Ahead of the January 22 storm, was no different. 

“We asked them to clean that channel out.  It's full of debris up there.  We got trees going in there. Those trees are growing in the flood channel,” Robert Banks, a homeowner on 42nd Street, told CBS 8 in the days after the January 22 flood.

In fact, CBS 8 discovered that residents requested that city crews clear out the channel on several occasions in the months and years leading up to the historic rain event.

Still picking up the pieces

Fast forward four months later and hundreds of San Diego residents find themselves with few answers.

While some wait for the Federal Emergency Management Agency to help with repairs, others are now looking to sue the city to pay for their losses.

CBS 8 first reported on a class action lawsuit that 270 residents filed against the city for its failure to maintain the channel.

The complaint alleges that the city was aware that the cost to maintain and improve San Diego's aging stormwater system outpaced revenue. Yet, despite this, the city, according to the complaint, took "little to no action to develop and pursue a long-term funding strategy," causing what attorneys say was a "moderate inflow of failures into a deluge of need."

The city will soon face additional legal challenges. 

Through a series of public records requests, CBS 8 has obtained more than two dozen tort claims, also referred to as precursors to lawsuits, over damages they suffered during the January 22 flood. 

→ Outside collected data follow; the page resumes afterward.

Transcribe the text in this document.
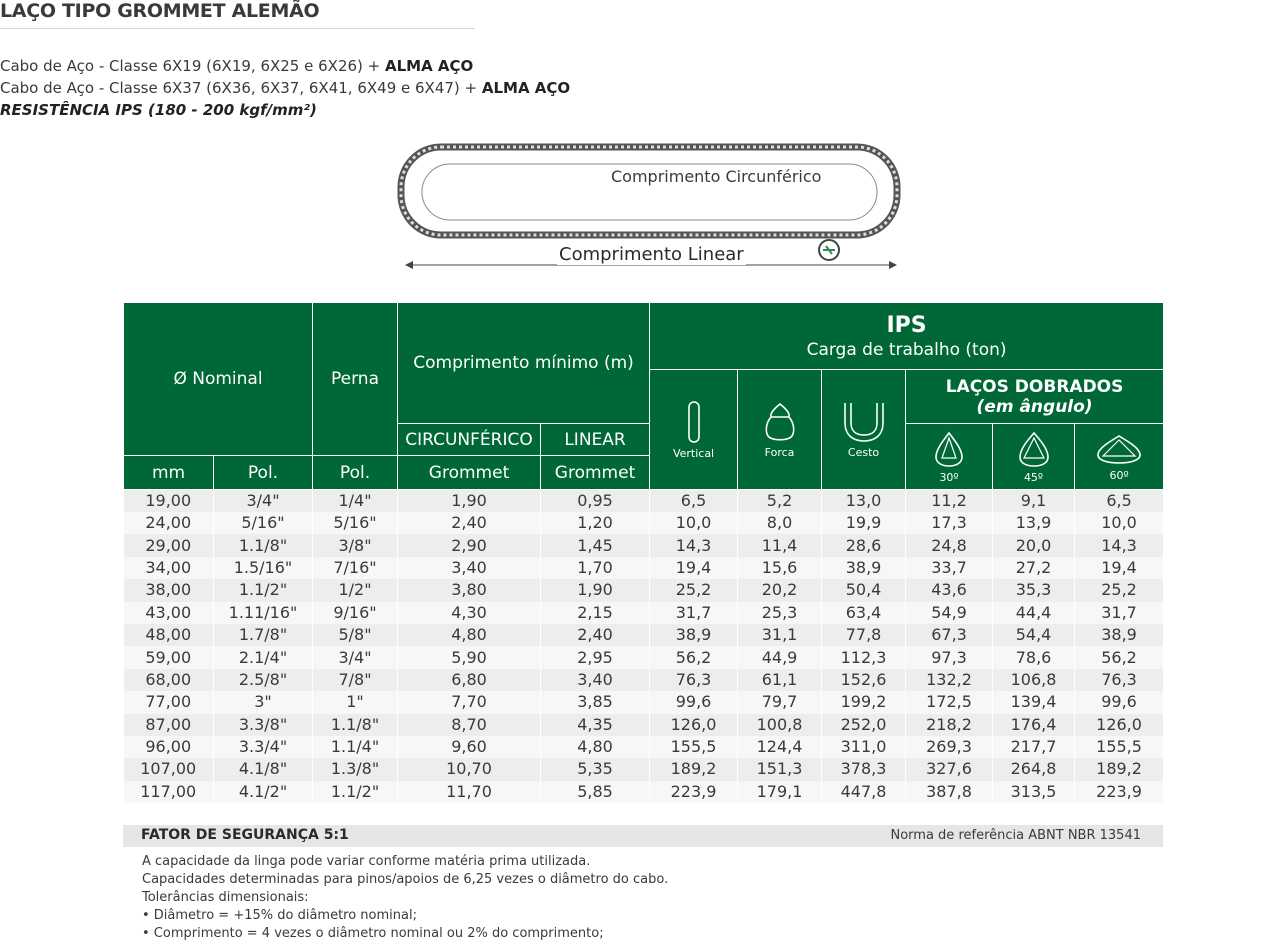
LAÇO TIPO GROMMET ALEMÃO
Cabo de Aço - Classe 6X19 (6X19, 6X25 e 6X26) + ALMA AÇO
Cabo de Aço - Classe 6X37 (6X36, 6X37, 6X41, 6X49 e 6X47) + ALMA AÇO
RESISTÊNCIA IPS (180 - 200 kgf/mm²)
Comprimento Circunférico
Comprimento Linear
Ø Nominal		Perna	Comprimento mínimo (m)		IPS
Carga de trabalho (ton)					

					Vertical	Forca	Cesto	LAÇOS DOBRADOS
(em ângulo)		

			CIRCUNFÉRICO	LINEAR				30º	45º	60º

mm	Pol.	Pol.	Grommet	Grommet						
19,00	3/4"	1/4"	1,90	0,95	6,5	5,2	13,0	11,2	9,1	6,5
24,00	5/16"	5/16"	2,40	1,20	10,0	8,0	19,9	17,3	13,9	10,0
29,00	1.1/8"	3/8"	2,90	1,45	14,3	11,4	28,6	24,8	20,0	14,3
34,00	1.5/16"	7/16"	3,40	1,70	19,4	15,6	38,9	33,7	27,2	19,4
38,00	1.1/2"	1/2"	3,80	1,90	25,2	20,2	50,4	43,6	35,3	25,2
43,00	1.11/16"	9/16"	4,30	2,15	31,7	25,3	63,4	54,9	44,4	31,7
48,00	1.7/8"	5/8"	4,80	2,40	38,9	31,1	77,8	67,3	54,4	38,9
59,00	2.1/4"	3/4"	5,90	2,95	56,2	44,9	112,3	97,3	78,6	56,2
68,00	2.5/8"	7/8"	6,80	3,40	76,3	61,1	152,6	132,2	106,8	76,3
77,00	3"	1"	7,70	3,85	99,6	79,7	199,2	172,5	139,4	99,6
87,00	3.3/8"	1.1/8"	8,70	4,35	126,0	100,8	252,0	218,2	176,4	126,0
96,00	3.3/4"	1.1/4"	9,60	4,80	155,5	124,4	311,0	269,3	217,7	155,5
107,00	4.1/8"	1.3/8"	10,70	5,35	189,2	151,3	378,3	327,6	264,8	189,2
117,00	4.1/2"	1.1/2"	11,70	5,85	223,9	179,1	447,8	387,8	313,5	223,9
FATOR DE SEGURANÇA 5:1	Norma de referência ABNT NBR 13541
A capacidade da linga pode variar conforme matéria prima utilizada.
Capacidades determinadas para pinos/apoios de 6,25 vezes o diâmetro do cabo.
Tolerâncias dimensionais:
• Diâmetro = +15% do diâmetro nominal;
• Comprimento = 4 vezes o diâmetro nominal ou 2% do comprimento;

"I don't want, nor should I have to, take out another loan to replace my losses, my loss of income, my pain and suffering and anguish," reads a claim from one resident on 37th Street who had more than $145,000 in damages to his home, his work truck and his tools. "I lived at this address for 50-plus years, and we had water over the curb before...this was beyond comprehension, it is a wonder there wasn't loss of life in this area. This is a disgrace I need help."